Britain's foreign secretary, William Hague, could hardly contain his glee when he returned from Brussels having succeeded in winning support for the Anglo-French measure at the meeting of EU foreign ministers. The fact the vote was only won by 27 to 25 produced little if zero pause for reflection over the magnitude of what the lifting of the arms embargo portends for a conflict in which an estimated 80,000 people have so far been killed, with a further 1.3 million made refugees according to the United Nations.

Meanwhile in Lebanon Hassan Nasrallah has vowed that Hezbollah's involvement in the Syrian conflict will continue, claiming that if Assad falls the likelihood of Sunni extremism spreading across the border into Lebanon is guaranteed.

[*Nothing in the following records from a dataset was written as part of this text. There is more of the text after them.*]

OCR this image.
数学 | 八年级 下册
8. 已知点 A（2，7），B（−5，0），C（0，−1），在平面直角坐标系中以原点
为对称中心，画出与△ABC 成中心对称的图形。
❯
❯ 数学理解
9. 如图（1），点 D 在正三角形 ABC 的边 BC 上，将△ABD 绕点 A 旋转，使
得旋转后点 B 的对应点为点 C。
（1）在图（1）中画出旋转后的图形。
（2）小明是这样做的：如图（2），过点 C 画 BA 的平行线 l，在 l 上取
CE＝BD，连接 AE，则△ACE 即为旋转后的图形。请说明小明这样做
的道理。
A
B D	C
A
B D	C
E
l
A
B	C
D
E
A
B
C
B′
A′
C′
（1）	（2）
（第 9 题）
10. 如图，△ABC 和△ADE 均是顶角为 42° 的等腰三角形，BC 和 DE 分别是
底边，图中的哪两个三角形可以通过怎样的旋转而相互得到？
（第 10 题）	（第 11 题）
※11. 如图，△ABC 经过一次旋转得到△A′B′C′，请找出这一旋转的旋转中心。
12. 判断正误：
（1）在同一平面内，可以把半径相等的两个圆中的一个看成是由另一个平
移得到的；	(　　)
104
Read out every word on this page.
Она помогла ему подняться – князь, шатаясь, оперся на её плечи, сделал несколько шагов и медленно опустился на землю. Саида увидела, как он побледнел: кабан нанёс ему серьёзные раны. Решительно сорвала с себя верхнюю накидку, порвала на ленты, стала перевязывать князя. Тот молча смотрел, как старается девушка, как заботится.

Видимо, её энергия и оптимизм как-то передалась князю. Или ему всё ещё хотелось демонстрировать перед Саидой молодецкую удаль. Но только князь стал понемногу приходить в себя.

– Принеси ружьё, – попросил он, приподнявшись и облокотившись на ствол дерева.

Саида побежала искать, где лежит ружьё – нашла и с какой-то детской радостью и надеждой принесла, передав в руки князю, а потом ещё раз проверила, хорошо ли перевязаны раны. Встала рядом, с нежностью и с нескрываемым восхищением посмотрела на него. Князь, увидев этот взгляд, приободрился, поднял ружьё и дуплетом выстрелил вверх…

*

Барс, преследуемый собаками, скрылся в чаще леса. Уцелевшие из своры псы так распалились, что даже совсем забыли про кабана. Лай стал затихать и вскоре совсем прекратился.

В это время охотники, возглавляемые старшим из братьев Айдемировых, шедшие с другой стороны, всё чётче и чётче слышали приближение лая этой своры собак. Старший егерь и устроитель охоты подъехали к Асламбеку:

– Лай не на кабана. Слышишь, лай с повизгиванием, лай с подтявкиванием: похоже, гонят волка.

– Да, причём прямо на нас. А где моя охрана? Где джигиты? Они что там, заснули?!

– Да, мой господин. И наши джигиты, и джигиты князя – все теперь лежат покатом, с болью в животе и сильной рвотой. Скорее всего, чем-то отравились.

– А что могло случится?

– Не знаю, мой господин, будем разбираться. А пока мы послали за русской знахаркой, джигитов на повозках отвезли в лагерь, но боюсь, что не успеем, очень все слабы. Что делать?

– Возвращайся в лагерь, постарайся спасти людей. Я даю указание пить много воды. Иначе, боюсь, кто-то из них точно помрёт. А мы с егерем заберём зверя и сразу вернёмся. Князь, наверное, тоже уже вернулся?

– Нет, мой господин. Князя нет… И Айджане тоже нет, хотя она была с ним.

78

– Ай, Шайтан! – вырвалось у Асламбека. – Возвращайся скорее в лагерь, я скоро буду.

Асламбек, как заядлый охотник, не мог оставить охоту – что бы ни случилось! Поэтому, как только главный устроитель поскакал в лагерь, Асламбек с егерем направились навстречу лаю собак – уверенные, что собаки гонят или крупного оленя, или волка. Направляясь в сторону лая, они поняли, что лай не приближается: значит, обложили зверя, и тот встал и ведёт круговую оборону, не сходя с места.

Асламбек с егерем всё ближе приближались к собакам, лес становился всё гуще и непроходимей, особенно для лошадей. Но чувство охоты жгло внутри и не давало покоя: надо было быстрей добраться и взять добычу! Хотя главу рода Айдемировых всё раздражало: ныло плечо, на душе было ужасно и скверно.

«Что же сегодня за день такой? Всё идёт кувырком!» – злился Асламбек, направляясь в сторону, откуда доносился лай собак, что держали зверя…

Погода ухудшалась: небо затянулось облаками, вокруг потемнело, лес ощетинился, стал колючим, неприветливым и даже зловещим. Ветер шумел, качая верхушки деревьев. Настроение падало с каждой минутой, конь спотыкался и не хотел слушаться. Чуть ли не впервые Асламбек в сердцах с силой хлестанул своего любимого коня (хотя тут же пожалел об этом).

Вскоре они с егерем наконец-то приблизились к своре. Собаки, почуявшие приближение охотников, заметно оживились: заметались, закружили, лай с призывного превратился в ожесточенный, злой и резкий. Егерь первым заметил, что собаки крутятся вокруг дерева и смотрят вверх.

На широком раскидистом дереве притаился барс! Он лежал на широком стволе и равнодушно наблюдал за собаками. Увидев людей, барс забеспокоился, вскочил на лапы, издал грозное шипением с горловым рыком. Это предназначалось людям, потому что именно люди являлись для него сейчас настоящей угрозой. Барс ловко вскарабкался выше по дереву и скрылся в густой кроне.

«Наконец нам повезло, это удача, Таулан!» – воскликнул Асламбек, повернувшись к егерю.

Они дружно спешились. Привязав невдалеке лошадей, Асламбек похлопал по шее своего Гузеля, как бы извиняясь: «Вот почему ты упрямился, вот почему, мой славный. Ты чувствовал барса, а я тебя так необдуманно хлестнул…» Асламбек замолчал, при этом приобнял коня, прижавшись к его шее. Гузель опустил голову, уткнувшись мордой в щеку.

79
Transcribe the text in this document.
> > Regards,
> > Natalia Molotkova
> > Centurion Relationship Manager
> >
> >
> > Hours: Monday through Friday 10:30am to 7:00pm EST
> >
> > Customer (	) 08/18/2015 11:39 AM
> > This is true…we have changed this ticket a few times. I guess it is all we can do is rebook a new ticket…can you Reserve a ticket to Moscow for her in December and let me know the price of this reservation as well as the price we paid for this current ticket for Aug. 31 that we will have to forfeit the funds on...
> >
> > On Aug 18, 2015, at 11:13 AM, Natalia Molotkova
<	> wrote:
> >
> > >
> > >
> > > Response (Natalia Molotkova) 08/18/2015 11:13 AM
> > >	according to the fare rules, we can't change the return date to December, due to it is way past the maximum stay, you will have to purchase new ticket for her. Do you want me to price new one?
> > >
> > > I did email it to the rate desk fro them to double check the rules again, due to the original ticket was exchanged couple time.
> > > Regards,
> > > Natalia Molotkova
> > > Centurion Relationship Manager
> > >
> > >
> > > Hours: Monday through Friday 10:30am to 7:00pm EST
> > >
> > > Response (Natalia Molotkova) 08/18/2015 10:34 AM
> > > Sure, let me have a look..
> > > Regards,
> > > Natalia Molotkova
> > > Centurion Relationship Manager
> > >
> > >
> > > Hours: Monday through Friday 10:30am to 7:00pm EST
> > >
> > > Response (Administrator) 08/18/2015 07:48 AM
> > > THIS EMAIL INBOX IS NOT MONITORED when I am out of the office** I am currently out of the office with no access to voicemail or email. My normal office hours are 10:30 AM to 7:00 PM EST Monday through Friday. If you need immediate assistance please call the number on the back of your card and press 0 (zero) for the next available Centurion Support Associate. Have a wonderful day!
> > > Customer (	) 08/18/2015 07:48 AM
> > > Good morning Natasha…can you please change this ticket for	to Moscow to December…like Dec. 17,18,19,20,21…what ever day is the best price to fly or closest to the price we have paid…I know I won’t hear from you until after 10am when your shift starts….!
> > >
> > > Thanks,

Given the stakes involved - the descent into Sunni extremism of an Arab Spring that began in late 2010 as a spontaneous uprising of the masses across the Arab world against decades of despair and immiseration under a collection of mostly western supported dictatorships - who could argue with him?

William Hague and the British government won't lose any sleep over something as trivial as a brutal sectarian conflict, however. On the contrary, the words Perfidious Albion have never been more appropriate or accurate when summing up British foreign policy.